Much like the J. J. Abrams TV series, Alias, where Jennifer Garner played a quirky spy who assumed alternate identities, SQL aliases allow you to assign alternate identities to the tables and expressions in your SQL queries. Unlike the TV show however, we make no promises that these aliases will help you foil nefarious plans of international criminal organizations.

There are two types of aliases in SQL: "expression" (or "column") aliases, and "table" aliases:

  • Table aliases allow you to give a table an alternate name and require that you always reference that instance of the table using that alternate name in your query. This is often handy for making your queries more readable and is required when you need to join a table with itself.
  • Expression aliases allow you to give a name to any projected expression so that you can easily reference that same expression and also so that you can control its name in the projected schema.

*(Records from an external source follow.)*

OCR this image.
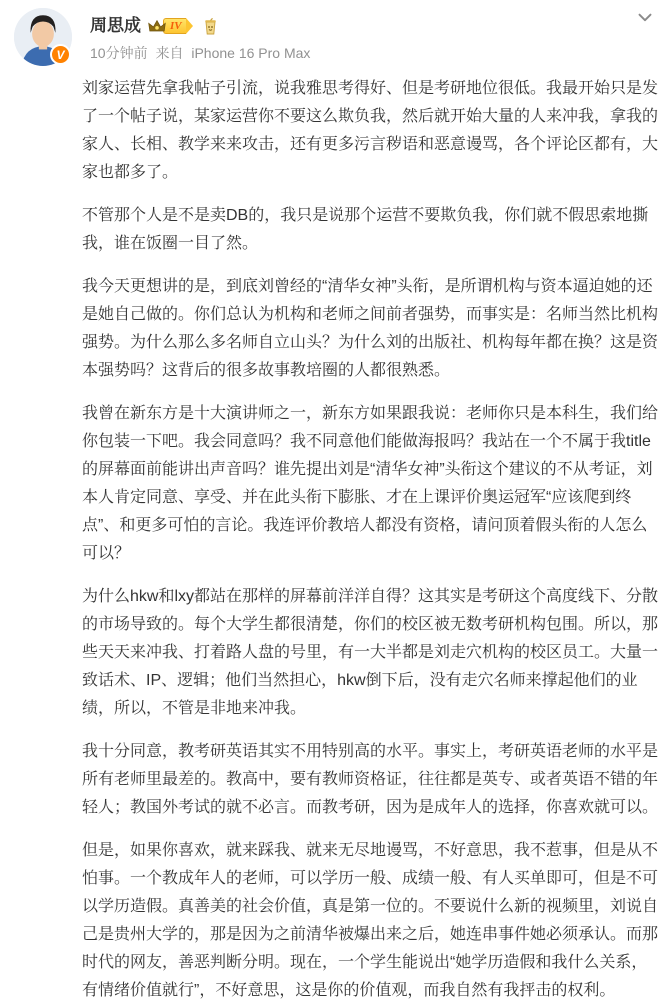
V
周思成	IV
10分钟前 来自 iPhone 16 Pro Max

刘家运营先拿我帖子引流，说我雅思考得好、但是考研地位很低。我最开始只是发了一个帖子说，某家运营你不要这么欺负我，然后就开始大量的人来冲我，拿我的家人、长相、教学来来攻击，还有更多污言秽语和恶意谩骂，各个评论区都有，大家也都多了。

不管那个人是不是卖DB的，我只是说那个运营不要欺负我，你们就不假思索地撕我，谁在饭圈一目了然。

我今天更想讲的是，到底刘曾经的“清华女神”头衔，是所谓机构与资本逼迫她的还是她自己做的。你们总认为机构和老师之间前者强势，而事实是：名师当然比机构强势。为什么那么多名师自立山头？为什么刘的出版社、机构每年都在换？这是资本强势吗？这背后的很多故事教培圈的人都很熟悉。

我曾在新东方是十大演讲师之一，新东方如果跟我说：老师你只是本科生，我们给你包装一下吧。我会同意吗？我不同意他们能做海报吗？我站在一个不属于我title的屏幕面前能讲出声音吗？谁先提出刘是“清华女神”头衔这个建议的不从考证，刘本人肯定同意、享受、并在此头衔下膨胀、才在上课评价奥运冠军“应该爬到终点”、和更多可怕的言论。我连评价教培人都没有资格，请问顶着假头衔的人怎么可以？

为什么hkw和lxy都站在那样的屏幕前洋洋自得？这其实是考研这个高度线下、分散的市场导致的。每个大学生都很清楚，你们的校区被无数考研机构包围。所以，那些天天来冲我、打着路人盘的号里，有一大半都是刘走穴机构的校区员工。大量一致话术、IP、逻辑；他们当然担心，hkw倒下后，没有走穴名师来撑起他们的业绩，所以，不管是非地来冲我。

我十分同意，教考研英语其实不用特别高的水平。事实上，考研英语老师的水平是所有老师里最差的。教高中，要有教师资格证，往往都是英专、或者英语不错的年轻人；教国外考试的就不必言。而教考研，因为是成年人的选择，你喜欢就可以。

但是，如果你喜欢，就来踩我、就来无尽地谩骂，不好意思，我不惹事，但是从不怕事。一个教成年人的老师，可以学历一般、成绩一般、有人买单即可，但是不可以学历造假。真善美的社会价值，真是第一位的。不要说什么新的视频里，刘说自己是贵州大学的，那是因为之前清华被爆出来之后，她连串事件她必须承认。而那时代的网友，善恶判断分明。现在，一个学生能说出“她学历造假和我什么关系，有情绪价值就行”，不好意思，这是你的价值观，而我自然有我抨击的权利。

Alias support is tricky because aliases can be used in just about any part of a query and because the rules they follow are nuanced and sometimes rather opaque and surprising. Additionally, as with just about any major SQL feature, each database vendor tends to go slightly off script from the SQL standard in order to support other features custom to their product.

So, for Dolt to be fully MySQL-compliant, we need to deeply understand all the standard SQL rules for aliases, as well as any deviations from the spec that MySQL has implemented. For example, standard SQL does not allow aliases to be referenced in the GROUP BY clause or the HAVING clause. MySQL relaxes this restriction and allows aliases to be used in both, which allows you to write a query such as:

SELECT id as alias1, FLOOR(value/100) AS alias2
  FROM tbl_name
  GROUP BY alias1, alias2
  HAVING alias1 > 100;

Examples

Let's take a look at some specific queries with aliases that used to cause problems for Dolt just a month ago...

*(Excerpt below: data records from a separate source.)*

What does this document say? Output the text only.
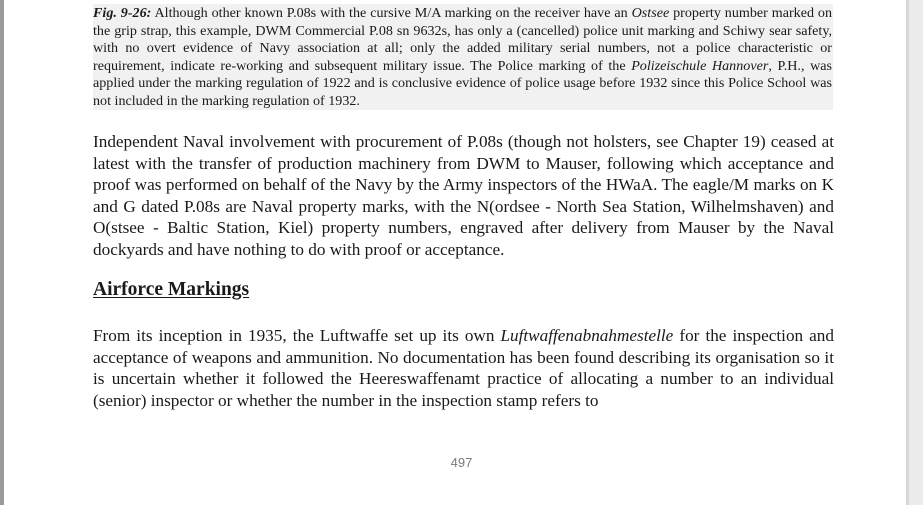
Fig. 9-26: Although other known P.08s with the cursive M/A marking on the receiver have an Ostsee property number marked on the grip strap, this example, DWM Commercial P.08 sn 9632s, has only a (cancelled) police unit marking and Schiwy sear safety, with no overt evidence of Navy association at all; only the added military serial numbers, not a police characteristic or requirement, indicate re-working and subsequent military issue. The Police marking of the Polizeischule Hannover, P.H., was applied under the marking regulation of 1922 and is conclusive evidence of police usage before 1932 since this Police School was not included in the marking regulation of 1932.

Independent Naval involvement with procurement of P.08s (though not holsters, see Chapter 19) ceased at latest with the transfer of production machinery from DWM to Mauser, following which acceptance and proof was performed on behalf of the Navy by the Army inspectors of the HWaA. The eagle/M marks on K and G dated P.08s are Naval property marks, with the N(ordsee - North Sea Station, Wilhelmshaven) and O(stsee - Baltic Station, Kiel) property numbers, engraved after delivery from Mauser by the Naval dockyards and have nothing to do with proof or acceptance.

Airforce Markings

From its inception in 1935, the Luftwaffe set up its own Luftwaffenabnahmestelle for the inspection and acceptance of weapons and ammunition. No documentation has been found describing its organisation so it is uncertain whether it followed the Heereswaffenamt practice of allocating a number to an individual (senior) inspector or whether the number in the inspection stamp refers to

497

For each of the examples below, we compared the results from an older version of Dolt (0.41.5, released on 9/20/2022), with the results from MySQL (8.0.30), and from the current version of Dolt (0.50.6) using queries against the following sample data:

create table xy (x int primary key, y int);
create table uv (u int primary key, v int);
insert into xy values (0,0),(1,1),(2,2),(3,3);
insert into uv values (0,3),(3,0),(2,1),(1,2);

Correctly resolving ambiguity between aliases and column names is a critical feature for the query analyzer. In older versions of Dolt, ambiguity between multiple aliases with the same name was allowed in the ORDER BY clause, but the same query against MySQL results in an error.

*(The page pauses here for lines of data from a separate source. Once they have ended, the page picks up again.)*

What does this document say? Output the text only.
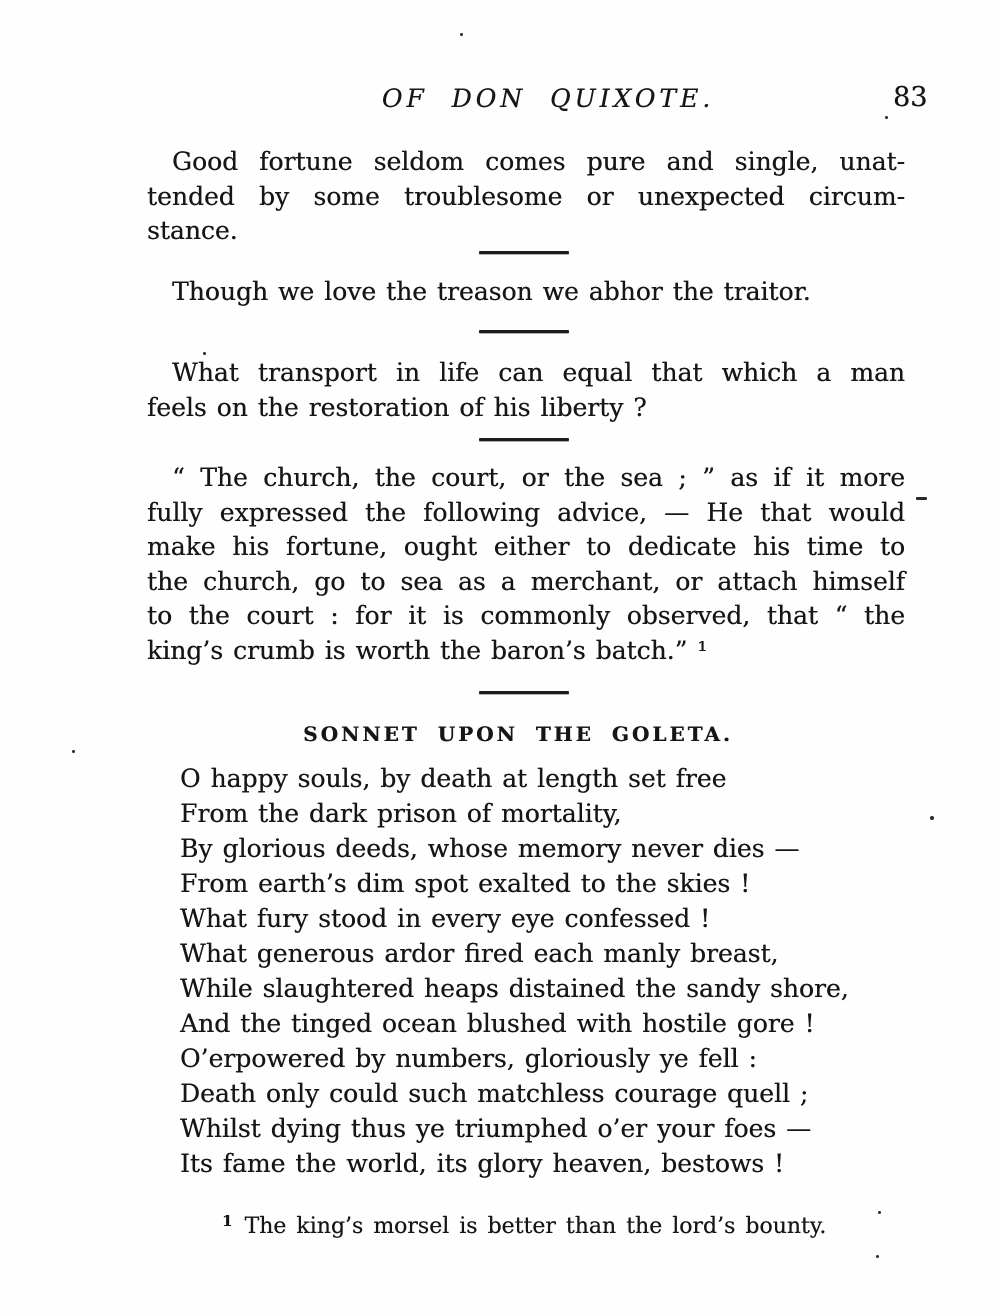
OF DON QUIXOTE.	83
Good fortune seldom comes pure and single, unat-
tended by some troublesome or unexpected circum-
stance.
Though we love the treason we abhor the traitor.
What transport in life can equal that which a man
feels on the restoration of his liberty ?
“ The church, the court, or the sea ; ” as if it more
fully expressed the following advice, — He that would
make his fortune, ought either to dedicate his time to
the church, go to sea as a merchant, or attach himself
to the court : for it is commonly observed, that “ the
king’s crumb is worth the baron’s batch.” ¹
SONNET UPON THE GOLETA.
O happy souls, by death at length set free
From the dark prison of mortality,
By glorious deeds, whose memory never dies —
From earth’s dim spot exalted to the skies !
What fury stood in every eye confessed !
What generous ardor fired each manly breast,
While slaughtered heaps distained the sandy shore,
And the tinged ocean blushed with hostile gore !
O’erpowered by numbers, gloriously ye fell :
Death only could such matchless courage quell ;
Whilst dying thus ye triumphed o’er your foes —
Its fame the world, its glory heaven, bestows !
$^1$ The king’s morsel is better than the lord’s bounty.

> select u as u, v as u from uv order by u;

-- Dolt 0.41.5 Results:
+---+---+
| u | u |
+---+---+
| 0 | 3 |
| 1 | 2 |
| 2 | 1 |
| 3 | 0 |
+---+---+

-- MySQL 8.0.30 Results:
ERROR 1052 (23000): Column 'u' in order clause is ambiguous
    
-- Dolt 0.50.6 Results:
ambiguous column or alias name "u"

Not surprisingly, digging through all sorts of different uses (and misuses) of aliases turned up lots of interesting edge cases. For example, we found some GROUP BY queries that implicitly use a single group for all results weren't able to correctly filter with a HAVING clause that used a projected alias. Kudos to Jennifer for tackling this fix!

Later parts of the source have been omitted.